И все-таки узнал. Лет уже тридцать не видел: вот тебе и на – Свистун!
– Что, Гришка Броднев, трясет?
– Трясеть…
– А в церковь-то пошто? Пятаки просишь? Или грехи замаливаешь?
– Замоливаю… Осподи, помоги… Пензии-то нету.
– Нет тебе прощенья, Свистун.
– На кресте разбойник прошшон… на кресте.
– Так ты ведь тысячно разбойник!.. Ты иди в мир прощенья просить, а уж потом сюда.
– Тысячно, тысячно так. А ты почем меня знаешь – кто ты? Зрю плохо. – Старик пытался вздернуть беспомощную руку, чтобы осушить тряпицей глаза.
– Я-то кто? Да я тот, кого ты по миру пустил.
– Мало ли по миру пушшал, мало ли…
– Зришь ли?
– Зрю, токмо не признаю.
– Ну и гоже. Признаешь… Там признаешь. Стебай, Свистун, стебай, сволочь. – Федор снял шапку, спохватившись, тотчас прошептал: – Господи, прости его, – и все-таки не искренне, – и вошел в церковь.
В недуге бессильна человеческая плоть, беспомощна; без духовной крепости, без духовной подпорки – рухлядь. Не воспрянешь, не поднимешься, если уж хвороба подмяла… Все бытовые ценности и для меня теряли смысл – мертвая россыпь, как пустыня. Зато видится тогда далеко, без помех: и сжимается время, и переоценивается, казалось бы, стократно оцененное – бриллианты вдруг становятся речной галькой.
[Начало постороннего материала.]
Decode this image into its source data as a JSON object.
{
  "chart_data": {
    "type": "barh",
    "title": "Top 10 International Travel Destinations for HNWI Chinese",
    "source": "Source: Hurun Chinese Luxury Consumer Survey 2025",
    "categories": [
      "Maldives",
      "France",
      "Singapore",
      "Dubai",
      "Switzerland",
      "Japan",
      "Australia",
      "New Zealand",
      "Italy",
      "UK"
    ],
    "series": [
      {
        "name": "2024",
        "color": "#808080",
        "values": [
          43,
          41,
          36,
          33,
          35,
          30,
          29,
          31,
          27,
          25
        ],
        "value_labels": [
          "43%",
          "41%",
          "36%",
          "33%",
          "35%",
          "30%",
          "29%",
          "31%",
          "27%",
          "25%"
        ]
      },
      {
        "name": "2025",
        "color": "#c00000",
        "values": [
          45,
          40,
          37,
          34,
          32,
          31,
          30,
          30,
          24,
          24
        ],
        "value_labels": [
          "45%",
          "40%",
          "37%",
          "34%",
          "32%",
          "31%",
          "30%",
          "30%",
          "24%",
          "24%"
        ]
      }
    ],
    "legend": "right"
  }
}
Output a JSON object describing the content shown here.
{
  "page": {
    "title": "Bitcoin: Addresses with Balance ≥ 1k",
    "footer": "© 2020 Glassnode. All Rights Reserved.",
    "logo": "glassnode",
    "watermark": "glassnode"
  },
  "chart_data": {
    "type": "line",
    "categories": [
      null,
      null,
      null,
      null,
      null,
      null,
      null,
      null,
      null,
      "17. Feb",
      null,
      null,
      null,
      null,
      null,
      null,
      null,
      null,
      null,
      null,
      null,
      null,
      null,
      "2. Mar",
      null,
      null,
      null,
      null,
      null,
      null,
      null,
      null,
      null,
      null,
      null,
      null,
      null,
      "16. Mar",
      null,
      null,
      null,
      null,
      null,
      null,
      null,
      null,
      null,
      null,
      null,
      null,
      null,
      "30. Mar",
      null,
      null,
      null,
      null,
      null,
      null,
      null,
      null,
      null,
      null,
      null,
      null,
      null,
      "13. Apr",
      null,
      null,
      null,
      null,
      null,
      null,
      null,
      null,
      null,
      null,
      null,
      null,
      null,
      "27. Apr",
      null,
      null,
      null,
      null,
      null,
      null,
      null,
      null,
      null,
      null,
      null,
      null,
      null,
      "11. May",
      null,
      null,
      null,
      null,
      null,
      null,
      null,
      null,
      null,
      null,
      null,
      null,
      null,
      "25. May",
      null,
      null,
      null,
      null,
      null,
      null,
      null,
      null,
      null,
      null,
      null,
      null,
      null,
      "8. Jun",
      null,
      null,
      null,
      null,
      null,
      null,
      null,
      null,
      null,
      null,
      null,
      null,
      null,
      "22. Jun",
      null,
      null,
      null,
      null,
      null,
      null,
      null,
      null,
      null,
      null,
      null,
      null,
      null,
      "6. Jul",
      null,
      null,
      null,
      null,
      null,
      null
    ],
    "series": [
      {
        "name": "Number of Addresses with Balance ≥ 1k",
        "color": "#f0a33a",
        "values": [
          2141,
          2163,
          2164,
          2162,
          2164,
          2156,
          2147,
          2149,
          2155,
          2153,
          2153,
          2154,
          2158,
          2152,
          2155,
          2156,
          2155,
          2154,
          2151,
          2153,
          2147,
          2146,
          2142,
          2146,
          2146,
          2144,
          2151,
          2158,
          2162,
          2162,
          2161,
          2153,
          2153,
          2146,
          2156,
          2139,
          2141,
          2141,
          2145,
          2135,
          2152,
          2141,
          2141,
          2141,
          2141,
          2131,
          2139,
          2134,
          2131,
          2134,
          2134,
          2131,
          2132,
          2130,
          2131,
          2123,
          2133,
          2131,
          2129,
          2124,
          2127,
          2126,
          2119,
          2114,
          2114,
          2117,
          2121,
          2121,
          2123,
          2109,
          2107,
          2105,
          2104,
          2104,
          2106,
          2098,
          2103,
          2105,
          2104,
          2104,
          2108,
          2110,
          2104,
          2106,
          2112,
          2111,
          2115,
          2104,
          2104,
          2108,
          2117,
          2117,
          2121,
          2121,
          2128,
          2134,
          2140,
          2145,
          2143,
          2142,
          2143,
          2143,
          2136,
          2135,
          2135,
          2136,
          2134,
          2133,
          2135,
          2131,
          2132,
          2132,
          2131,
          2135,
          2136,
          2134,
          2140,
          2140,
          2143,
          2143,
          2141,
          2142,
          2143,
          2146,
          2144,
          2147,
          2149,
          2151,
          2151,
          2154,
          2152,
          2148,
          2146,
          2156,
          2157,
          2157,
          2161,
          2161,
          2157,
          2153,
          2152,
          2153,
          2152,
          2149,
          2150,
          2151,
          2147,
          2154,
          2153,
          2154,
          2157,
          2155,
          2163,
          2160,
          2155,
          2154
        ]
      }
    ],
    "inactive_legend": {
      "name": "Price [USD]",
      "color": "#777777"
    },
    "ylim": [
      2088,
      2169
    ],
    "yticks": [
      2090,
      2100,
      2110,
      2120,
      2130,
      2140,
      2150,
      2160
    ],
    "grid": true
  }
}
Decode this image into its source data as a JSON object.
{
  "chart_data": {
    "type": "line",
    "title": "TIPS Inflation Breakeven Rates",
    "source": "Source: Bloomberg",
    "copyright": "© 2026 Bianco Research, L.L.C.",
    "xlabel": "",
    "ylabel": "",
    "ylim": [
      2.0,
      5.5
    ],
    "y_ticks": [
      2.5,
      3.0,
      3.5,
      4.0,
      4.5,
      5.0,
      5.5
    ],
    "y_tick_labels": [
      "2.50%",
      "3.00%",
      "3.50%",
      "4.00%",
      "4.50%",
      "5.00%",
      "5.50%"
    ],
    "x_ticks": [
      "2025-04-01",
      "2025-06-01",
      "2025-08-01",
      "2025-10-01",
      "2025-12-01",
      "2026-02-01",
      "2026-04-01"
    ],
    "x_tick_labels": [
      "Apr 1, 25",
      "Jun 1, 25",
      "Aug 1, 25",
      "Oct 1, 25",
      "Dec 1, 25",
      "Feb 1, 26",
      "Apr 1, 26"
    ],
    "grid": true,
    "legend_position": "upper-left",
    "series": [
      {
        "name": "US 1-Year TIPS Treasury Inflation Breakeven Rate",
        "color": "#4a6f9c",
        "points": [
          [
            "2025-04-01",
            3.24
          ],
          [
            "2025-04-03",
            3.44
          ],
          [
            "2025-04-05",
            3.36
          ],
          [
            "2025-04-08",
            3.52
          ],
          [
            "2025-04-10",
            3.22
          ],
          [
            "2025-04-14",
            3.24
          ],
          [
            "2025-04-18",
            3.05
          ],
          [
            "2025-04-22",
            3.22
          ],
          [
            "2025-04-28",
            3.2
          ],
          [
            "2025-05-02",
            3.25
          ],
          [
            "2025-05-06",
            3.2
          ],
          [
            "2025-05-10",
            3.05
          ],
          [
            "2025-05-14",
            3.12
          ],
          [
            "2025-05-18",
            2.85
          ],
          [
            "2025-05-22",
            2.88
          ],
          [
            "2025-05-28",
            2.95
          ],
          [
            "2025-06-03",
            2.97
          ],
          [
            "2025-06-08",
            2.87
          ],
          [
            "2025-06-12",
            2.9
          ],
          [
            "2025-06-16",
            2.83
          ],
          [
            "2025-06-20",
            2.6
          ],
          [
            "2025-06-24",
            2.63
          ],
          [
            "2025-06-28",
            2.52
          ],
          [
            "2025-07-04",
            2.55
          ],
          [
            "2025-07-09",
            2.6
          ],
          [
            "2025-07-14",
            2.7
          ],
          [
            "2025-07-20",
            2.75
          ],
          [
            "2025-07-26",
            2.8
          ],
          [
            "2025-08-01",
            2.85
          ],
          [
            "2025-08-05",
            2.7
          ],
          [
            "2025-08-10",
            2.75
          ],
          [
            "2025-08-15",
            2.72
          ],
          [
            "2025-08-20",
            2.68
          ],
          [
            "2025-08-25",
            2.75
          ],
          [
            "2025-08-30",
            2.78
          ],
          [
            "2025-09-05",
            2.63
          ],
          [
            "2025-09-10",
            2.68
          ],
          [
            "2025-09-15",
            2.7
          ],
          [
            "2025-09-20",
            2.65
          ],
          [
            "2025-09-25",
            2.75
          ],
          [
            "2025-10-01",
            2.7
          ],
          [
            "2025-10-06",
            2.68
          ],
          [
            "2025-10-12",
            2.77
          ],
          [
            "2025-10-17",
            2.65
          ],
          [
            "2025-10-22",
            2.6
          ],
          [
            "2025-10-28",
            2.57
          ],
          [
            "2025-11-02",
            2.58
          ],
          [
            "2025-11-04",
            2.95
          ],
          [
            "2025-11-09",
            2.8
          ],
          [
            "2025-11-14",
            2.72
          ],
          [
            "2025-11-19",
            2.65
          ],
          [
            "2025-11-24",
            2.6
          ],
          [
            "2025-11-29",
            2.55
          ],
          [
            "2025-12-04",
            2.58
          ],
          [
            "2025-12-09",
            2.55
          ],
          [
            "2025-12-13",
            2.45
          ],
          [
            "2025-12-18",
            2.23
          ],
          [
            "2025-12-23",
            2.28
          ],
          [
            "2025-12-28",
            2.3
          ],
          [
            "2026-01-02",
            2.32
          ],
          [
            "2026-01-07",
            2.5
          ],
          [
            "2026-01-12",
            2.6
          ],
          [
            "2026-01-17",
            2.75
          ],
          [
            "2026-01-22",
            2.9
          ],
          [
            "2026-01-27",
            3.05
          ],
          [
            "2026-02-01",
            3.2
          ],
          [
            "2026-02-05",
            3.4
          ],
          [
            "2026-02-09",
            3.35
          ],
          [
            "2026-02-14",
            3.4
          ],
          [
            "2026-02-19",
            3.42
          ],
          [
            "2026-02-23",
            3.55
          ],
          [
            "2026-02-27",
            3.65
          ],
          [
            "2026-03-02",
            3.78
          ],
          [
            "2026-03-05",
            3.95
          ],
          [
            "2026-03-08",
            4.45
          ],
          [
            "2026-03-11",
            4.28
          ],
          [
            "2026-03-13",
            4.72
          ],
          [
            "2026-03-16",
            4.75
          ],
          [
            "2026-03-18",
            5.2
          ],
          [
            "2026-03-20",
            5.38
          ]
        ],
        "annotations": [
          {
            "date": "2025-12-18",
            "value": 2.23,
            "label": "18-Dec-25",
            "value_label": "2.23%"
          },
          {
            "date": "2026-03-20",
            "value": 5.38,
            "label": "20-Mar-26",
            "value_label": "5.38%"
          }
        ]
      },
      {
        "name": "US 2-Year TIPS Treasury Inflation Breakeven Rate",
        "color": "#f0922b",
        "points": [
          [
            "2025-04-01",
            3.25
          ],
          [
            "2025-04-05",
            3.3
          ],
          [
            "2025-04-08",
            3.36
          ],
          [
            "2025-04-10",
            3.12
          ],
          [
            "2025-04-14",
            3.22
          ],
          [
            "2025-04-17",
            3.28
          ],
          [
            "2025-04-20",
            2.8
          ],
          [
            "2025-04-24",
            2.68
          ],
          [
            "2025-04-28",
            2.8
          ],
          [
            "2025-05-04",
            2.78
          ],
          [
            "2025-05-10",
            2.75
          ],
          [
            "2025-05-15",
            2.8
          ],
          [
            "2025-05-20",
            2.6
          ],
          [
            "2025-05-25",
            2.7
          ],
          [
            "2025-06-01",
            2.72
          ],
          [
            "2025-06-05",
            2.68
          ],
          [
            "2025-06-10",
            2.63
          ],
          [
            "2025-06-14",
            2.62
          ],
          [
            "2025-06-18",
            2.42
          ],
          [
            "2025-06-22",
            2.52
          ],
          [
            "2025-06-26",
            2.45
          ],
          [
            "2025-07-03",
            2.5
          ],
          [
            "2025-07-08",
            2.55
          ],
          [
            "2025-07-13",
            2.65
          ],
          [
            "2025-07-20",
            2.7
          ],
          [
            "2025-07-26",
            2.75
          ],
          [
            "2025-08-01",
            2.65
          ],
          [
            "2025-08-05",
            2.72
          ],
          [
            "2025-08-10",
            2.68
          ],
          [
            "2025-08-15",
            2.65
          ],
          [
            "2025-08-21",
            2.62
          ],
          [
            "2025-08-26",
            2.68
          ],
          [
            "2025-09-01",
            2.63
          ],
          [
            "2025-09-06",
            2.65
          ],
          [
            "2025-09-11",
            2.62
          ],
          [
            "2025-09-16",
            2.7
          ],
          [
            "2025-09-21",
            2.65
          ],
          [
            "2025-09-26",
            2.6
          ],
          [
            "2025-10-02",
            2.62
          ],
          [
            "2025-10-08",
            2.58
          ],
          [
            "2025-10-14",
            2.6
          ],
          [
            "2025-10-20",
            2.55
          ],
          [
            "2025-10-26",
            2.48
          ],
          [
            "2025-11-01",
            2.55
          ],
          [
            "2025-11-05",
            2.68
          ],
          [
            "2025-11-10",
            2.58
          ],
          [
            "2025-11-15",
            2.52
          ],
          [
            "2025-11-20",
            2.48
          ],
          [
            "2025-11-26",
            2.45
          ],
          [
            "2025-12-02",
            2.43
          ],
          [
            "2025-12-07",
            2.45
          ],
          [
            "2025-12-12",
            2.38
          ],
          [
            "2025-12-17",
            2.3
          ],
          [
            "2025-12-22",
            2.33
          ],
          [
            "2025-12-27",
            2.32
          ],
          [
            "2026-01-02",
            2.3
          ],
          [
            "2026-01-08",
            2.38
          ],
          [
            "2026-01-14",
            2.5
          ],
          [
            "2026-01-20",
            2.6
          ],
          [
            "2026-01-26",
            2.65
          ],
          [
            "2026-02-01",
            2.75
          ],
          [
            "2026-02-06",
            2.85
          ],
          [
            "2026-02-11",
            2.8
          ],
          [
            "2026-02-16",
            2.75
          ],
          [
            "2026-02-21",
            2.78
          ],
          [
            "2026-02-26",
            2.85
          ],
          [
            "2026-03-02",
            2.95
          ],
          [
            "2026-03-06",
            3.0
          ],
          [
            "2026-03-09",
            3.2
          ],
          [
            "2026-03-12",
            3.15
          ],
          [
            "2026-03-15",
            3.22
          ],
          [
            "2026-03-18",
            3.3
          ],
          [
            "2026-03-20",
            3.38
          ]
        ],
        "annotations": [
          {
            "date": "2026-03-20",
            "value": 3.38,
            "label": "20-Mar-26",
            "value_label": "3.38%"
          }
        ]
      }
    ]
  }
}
И так-то быстро распадался я изнутри, отечный, – как утопленник. Неужто конец? И сорока не исполнилось – и все сорок без праздников, жизнь, а без праздников. И мир уже, кажется, бездушен – никто не протянет руку, не скажет: «На». Или: «Приди и утешу…» Эх, Матвей, сын Ивана, у твоей души никто не греется, и для тебя нет души, чтобы согреться. А ведь как это необходимо… Одинок человек – нет друга для друга, есть каждый для себя… И скучно, и грустно… Бывало кому-то когда-то скучно, от скуки и на дуэлях стрелялись. А вот если живьем да в могиле – тогда как? Скучно?..
И все-таки нет же, не одинок, одинок, да не совсем – письмо от Федора: «Приезжал бы, друже, мед будем качать…» Боже мой, конечно же приеду, все силы выжму, а доберусь. В К… уже нет ни семьи, ни дома; у меня и вообще в жизни не было дома, бездомное мое наследство. И как же ты, Федор, счастлив, что и на склоне лет повторишь свое детское: «Вот моя деревня, вот мой дом родной».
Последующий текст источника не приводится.